EPA Announces New Guidance on Repairing Properties with Lead-based Paint
On March 23, as part of the Trump Administration’s regulatory reform priorities, the Environmental Protection Agency (EPA) announced two important updates regarding the Lead Repair, Renovation, and Paint (RRP) Rule.
The agency, which had been contemplating these updates in response to the destructive storms of the past year, has issued its answers on two crucial points regarding recordkeeping: How to reflect the job was subject to an emergency renovation as well as clarifications on what constitutes a “whole-house gut rehabilitation project.”
In each case, EPA provided a new FAQ entry.
- Application of Recordkeeping for emergency renovation
- Whole-house gut rehabilitation project clarification
These updates are most important for work in the areas hardest hit by the hurricanes in the fall of 2017, such as the Gulf Coast. Contractors, property owners and operators will now be able to more efficiently conduct repair work, helping hard-hit communities recover faster.

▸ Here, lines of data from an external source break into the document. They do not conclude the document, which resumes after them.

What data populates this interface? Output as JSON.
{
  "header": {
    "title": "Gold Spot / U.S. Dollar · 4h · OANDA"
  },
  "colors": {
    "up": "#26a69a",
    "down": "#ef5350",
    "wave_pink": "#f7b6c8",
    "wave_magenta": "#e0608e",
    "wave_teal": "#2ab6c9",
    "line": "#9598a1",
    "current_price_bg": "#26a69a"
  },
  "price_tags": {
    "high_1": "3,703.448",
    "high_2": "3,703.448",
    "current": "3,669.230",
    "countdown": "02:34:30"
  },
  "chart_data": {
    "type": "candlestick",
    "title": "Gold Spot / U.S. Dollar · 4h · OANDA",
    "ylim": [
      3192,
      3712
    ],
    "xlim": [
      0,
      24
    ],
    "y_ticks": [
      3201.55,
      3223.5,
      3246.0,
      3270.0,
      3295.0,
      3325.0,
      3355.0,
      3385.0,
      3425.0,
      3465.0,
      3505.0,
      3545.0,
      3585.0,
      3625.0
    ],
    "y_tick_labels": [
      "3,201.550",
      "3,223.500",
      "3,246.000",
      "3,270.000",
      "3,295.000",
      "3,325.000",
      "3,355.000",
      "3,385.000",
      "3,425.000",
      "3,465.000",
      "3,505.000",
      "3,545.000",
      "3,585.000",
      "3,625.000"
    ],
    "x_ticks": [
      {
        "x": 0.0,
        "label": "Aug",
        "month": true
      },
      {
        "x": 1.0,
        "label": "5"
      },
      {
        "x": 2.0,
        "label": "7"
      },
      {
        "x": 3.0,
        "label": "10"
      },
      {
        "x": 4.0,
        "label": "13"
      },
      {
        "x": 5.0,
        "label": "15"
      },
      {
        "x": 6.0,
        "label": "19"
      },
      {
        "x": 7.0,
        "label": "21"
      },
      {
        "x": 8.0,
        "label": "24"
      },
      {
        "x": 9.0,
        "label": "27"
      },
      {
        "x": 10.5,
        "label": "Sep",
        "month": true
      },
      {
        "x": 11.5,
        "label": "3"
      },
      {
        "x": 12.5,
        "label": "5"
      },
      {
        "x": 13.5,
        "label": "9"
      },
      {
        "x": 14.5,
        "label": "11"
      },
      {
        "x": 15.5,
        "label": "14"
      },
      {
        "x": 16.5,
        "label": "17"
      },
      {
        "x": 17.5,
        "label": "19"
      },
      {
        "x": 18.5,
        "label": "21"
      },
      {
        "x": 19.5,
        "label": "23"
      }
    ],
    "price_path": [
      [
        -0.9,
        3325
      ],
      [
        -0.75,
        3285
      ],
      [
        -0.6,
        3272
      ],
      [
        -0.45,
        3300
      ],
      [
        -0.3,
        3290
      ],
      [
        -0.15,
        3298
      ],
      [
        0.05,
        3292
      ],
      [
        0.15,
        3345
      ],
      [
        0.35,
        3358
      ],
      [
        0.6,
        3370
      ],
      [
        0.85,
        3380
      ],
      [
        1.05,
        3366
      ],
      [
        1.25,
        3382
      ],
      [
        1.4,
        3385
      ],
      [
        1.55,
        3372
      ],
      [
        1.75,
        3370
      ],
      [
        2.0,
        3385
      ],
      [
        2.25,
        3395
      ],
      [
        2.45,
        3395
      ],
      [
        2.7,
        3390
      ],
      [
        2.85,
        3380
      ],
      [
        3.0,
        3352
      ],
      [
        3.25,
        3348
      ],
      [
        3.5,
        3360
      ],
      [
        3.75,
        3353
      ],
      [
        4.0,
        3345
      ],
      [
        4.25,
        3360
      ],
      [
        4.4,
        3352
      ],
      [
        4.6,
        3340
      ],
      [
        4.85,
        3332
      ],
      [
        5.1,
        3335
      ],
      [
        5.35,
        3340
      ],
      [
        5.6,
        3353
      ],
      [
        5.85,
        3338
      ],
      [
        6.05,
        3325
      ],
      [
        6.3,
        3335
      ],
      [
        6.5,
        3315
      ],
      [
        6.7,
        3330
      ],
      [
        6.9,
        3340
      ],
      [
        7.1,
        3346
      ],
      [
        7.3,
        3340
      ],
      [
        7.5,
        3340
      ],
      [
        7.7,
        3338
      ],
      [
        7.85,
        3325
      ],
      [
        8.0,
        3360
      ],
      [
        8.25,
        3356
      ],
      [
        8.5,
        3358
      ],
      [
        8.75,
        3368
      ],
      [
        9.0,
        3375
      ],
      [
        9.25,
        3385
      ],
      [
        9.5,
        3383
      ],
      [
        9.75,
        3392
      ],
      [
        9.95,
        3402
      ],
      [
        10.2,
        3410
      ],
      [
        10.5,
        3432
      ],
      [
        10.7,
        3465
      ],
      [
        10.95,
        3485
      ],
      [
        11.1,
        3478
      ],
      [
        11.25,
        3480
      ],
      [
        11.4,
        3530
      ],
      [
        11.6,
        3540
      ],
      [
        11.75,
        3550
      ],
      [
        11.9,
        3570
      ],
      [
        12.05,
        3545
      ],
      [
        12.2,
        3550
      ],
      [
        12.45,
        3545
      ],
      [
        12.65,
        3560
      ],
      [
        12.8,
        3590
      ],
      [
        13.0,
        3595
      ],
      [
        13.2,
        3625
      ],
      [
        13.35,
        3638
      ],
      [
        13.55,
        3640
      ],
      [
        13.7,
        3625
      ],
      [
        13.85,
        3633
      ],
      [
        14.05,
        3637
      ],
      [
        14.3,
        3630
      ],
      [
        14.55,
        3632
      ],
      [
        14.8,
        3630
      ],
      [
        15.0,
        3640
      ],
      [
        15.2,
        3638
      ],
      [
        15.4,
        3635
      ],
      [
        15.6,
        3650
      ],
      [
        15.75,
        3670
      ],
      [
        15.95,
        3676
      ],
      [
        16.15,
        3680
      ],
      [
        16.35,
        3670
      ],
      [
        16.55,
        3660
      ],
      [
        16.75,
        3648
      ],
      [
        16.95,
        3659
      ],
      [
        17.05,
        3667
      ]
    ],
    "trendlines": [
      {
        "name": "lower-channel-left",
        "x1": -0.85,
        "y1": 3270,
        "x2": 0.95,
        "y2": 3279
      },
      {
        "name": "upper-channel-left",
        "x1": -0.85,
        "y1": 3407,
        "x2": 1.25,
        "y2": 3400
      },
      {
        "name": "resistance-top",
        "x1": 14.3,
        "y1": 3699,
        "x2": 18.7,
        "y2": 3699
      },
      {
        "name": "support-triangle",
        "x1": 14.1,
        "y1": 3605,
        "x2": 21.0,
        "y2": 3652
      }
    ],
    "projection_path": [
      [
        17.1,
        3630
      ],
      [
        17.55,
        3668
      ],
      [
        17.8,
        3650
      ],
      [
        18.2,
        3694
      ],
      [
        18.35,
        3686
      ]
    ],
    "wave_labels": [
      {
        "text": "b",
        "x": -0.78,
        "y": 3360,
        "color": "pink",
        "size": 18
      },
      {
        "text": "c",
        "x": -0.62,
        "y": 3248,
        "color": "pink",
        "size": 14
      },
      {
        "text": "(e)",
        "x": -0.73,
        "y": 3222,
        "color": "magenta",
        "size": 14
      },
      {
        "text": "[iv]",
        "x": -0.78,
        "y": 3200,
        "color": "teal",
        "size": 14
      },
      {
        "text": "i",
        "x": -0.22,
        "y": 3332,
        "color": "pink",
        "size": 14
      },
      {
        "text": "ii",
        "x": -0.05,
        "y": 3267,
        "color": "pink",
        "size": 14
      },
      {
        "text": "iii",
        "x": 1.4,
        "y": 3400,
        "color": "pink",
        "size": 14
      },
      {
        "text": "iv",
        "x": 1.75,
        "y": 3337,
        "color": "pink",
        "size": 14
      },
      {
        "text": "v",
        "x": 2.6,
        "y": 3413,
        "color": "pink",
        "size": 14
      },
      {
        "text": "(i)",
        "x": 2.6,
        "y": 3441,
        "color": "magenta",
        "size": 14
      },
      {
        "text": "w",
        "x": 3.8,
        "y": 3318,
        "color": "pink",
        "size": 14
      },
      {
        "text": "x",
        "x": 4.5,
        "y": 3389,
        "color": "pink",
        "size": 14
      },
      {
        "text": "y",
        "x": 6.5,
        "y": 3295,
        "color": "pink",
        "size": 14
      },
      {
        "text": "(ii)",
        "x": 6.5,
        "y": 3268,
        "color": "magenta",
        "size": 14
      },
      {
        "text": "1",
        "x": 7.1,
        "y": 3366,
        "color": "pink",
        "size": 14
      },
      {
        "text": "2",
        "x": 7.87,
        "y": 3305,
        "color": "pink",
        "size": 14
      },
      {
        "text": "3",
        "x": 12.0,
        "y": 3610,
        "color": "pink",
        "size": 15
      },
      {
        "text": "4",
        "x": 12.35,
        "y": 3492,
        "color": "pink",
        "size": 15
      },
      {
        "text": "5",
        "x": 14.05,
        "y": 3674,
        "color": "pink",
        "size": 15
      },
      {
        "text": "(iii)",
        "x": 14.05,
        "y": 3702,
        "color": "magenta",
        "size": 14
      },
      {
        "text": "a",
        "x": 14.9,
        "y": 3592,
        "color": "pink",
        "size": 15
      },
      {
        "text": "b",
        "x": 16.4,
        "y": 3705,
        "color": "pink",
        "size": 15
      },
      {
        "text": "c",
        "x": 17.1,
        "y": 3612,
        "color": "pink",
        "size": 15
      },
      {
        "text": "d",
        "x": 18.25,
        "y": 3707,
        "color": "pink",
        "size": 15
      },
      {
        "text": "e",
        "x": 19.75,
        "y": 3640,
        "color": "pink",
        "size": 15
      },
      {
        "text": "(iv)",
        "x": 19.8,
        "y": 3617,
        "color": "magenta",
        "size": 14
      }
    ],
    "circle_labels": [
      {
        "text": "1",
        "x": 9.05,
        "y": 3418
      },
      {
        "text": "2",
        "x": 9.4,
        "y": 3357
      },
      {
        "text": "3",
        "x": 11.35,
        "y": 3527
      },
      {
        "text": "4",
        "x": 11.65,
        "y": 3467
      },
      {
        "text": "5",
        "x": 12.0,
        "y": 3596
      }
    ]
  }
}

The EPA’s Inspector General also recently sent out notification that the office will review the agency’s overall implementation of the RRP Rule. The aim of the review is to determine whether the EPA has an effective strategy to enforce the RRP, as well as if it will support businesses seeking compliance. Any improvements under the RRP are welcome news to the real estate community, as reform is sorely needed. Owners and contractors have struggled to comply with the onerous provisions of the RRP rule since it was since it went into effect in 2008 (with additional amendments in 2010 and 2011).
The RRP Rule requires contractors certify through the EPA any work conducted in properties where lead paint is present. RRP also requires that contractors hire only specially trained workers. In some areas, it is extremely difficult to find workers who have this special qualification. The RRP rule’s certification requirements are burdensome and contribute to the labor shortage in the construction industry, which leads to downstream project delays and higher costs.
NAA expects the EPA to continue its review of all of the federal regulations relating to lead-based paint. As always, NAA stands ready as a resource for the apartment industry.